To understand the thread of this post, it is necessary to recall events at a football match last year in Germany’s fourth division between Babelsberg 03 and Energie Cottbus. Both clubs have had their own share of success. Before 1989 Cottbus were a team going up and down between first and second division in the East German Oberliga, while Babelsberg never reached higher than the second division. Their fifteen minutes of fame came in 2001 when Babelsberg played a season in Bundesliga 2 but were relegated. Cottbus were once the only team from East Germany to play Bundesliga and managed to reach a DFB-POKAL final. Both clubs, Babelsberg and Cottbus shared a similar fate on the pitch. Off the pitch, both could not be more different. While Babelsberg have an openly left leaning supporters base, the Cottbus camp have a reputation of being racist.
Their league meeting in April 2017 has consequences that are still reverberating today and has caused a new hashtag on twitter. On that day, fans of Cottbus caused the play to be interrupted twice, both sets of fans threw fireworks. Supporters of Cottbus were seen giving the Hitler salute and chanting racist songs. Yet, what really escalated the matter was the aftermath of the match. There was an investigation into what has happened on the terraces of the Karl-Liebknecht-Stadium in Potsdam, the home of Babelsberg. This is where it becomes interesting and where this investigation becomes a farce. Cottbus will face a punishment for the pitch invasions and fireworks that were thrown onto the pitch by their own supporters. Far worse, Babelsberg will be fined more than €7000 for fireworks but also for the fact that their supporters chanted ‘Nazi pigs out’. This of course led Babelsberg to contest the verdict and was the starting point for a dispute that still is not over. The club have refused to pay the fine which led the NOFV, the regional FA to threaten a ban from the league if this is not paid by February 14.
The NOFV have come under scrutiny in this case. In their verdict against Babelsberg it is stated that at no time were they aware that Cottbus fans raised their right arms or sang xenophobic and racist songs which were directed at the supporters of Babelsberg. Such a statement beggars belief as social media and TV coverage were full of evidence about the behaviour of Cottbus fans. Moreover, it looked as if those in charge of the NOFV are blind on their right eye. The saga does not end here. Now the DFB are getting involved and the NOFV seem eager to make their point.

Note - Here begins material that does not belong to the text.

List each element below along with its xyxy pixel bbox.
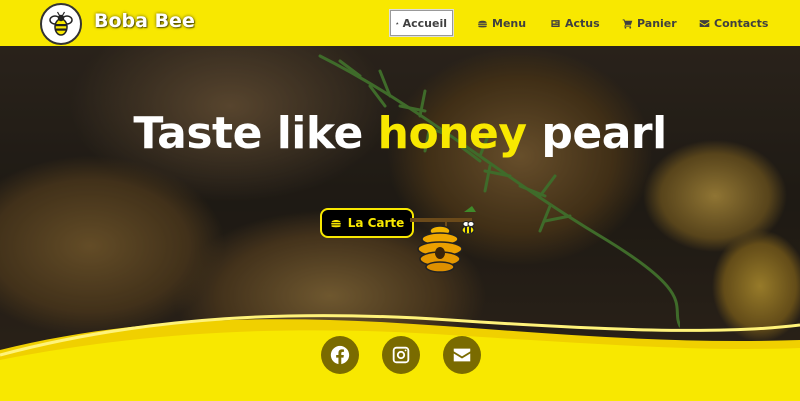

The verdict against Babelsberg has so far been unchanged whereas Cottbus’ punishment has been debated, changed and changed again. The original figure to be paid by Energie Cottbus was €16000 and there were three matches to be played behind closed doors. The damage this may cause was calculated to be in the region of €100000; no peanuts for club in the fourth division. It is now a mere €6000 and no one talks about playing in an empty stadium anymore. At the same time Babelsberg’s €7000 have remained the same for the incidents during one match only. This reeks of bias and has sparked a nationwide debate that Nazis and racists have nothing to do in football. The hashtag #nazisrausausdenstadien has proved to be popular over the last few days and Babelsberg have found strong support from the likes of Werder Bremen, Borussia Dortmund and St. Pauli among others.
This affair is a reminder that football is a mirror of society, always has been and always will be. Over the last few years, racists have become ever more encouraged to speak openly without fear of any consequences. That this has reached football should not be surprising anyone, yet that this goes without consequences even from the governing bodies of the most popular sport in Germany is worrying.